The 'Powering Up Britain' action plan launched in early 2023 by the UK government builds on the net zero strategy and sets clear directions for the country's green energy transition. Increased use of renewable energies sources and better energy storage capacities feature prominently in the action plan as key mechanisms to deliver Net Zero. However at the current state of the art, the technologies underpinning this transition (from wind turbines to solar panels and batteries for electric vehicles) are all heavily reliant on a small number of so-called 'critical materials' (typically only produced by a small number of countries and in limited supply). This poses a risk in terms of both availability and affordability, which could potentially compromise the successful transition to a low-carbon economy.

Research into the discovery of new materials and the characterisation of known ones goes back many decades, and has enabled the development of ground-breaking technologies such as solar cells (first developed in the 1880s based on knowledge of selenium and then improved in the 1950s with the understanding of the properties of silicon).
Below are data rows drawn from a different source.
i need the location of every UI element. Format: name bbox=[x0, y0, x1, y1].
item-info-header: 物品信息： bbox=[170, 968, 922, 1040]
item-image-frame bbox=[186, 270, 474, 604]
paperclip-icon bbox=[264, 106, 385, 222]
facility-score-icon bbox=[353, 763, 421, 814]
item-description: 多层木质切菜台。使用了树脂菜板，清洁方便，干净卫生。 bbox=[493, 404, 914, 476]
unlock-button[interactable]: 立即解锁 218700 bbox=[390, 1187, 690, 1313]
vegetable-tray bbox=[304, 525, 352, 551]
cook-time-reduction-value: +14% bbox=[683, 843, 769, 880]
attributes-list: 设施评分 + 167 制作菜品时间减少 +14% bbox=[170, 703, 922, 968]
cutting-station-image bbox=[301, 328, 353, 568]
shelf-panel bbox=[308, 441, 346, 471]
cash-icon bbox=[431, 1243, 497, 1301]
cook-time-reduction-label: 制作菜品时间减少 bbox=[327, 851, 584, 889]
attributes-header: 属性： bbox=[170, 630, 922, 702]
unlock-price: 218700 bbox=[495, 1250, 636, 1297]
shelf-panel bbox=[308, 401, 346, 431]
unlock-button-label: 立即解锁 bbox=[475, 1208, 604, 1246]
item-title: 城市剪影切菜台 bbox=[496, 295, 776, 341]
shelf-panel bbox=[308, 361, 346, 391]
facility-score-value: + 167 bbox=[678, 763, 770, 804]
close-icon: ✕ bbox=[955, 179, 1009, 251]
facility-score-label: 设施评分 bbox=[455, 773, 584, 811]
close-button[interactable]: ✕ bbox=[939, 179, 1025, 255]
In recent years, though, the technical requirements for materials modelling have become much more stringent, making many of the existing computational tools unable to satisfy the users' requirements. Therefore, materials discovery has become an extremely challenging and costly exercise, relying on a combination of inaccurate modelling and expensive experiments.

Through work undertaken in previous projects, Phasecraft has shown that quantum computers could change this paradigm drastically, and that this could be done in the near term (when quantum computers are expected to be small-scale and noisy). Indeed, through the use of proprietary quantum computational techniques and algorithms, Phasecraft has demonstrated how to characterise faster and with (much) greater accuracy materials of interest to industry.

Past work from Phasecraft has focused on selected classes of materials. But Phasecraft's underlying algorithms and quantum software pipeline are readily adaptable to broader classes of materials relevant to the energy sector. The nature of the challenges in the classical simulation is similar across many energy materials, hence the significance of quantum simulation's ability to transform the materials discovery process in this sector. This could ultimately lead to the identification of new materials, or the revisiting of materials that have been overlooked due to approximations made within classical simulation, thus playing an important role in delivering the materials improvements needed to deliver energy security and net zero.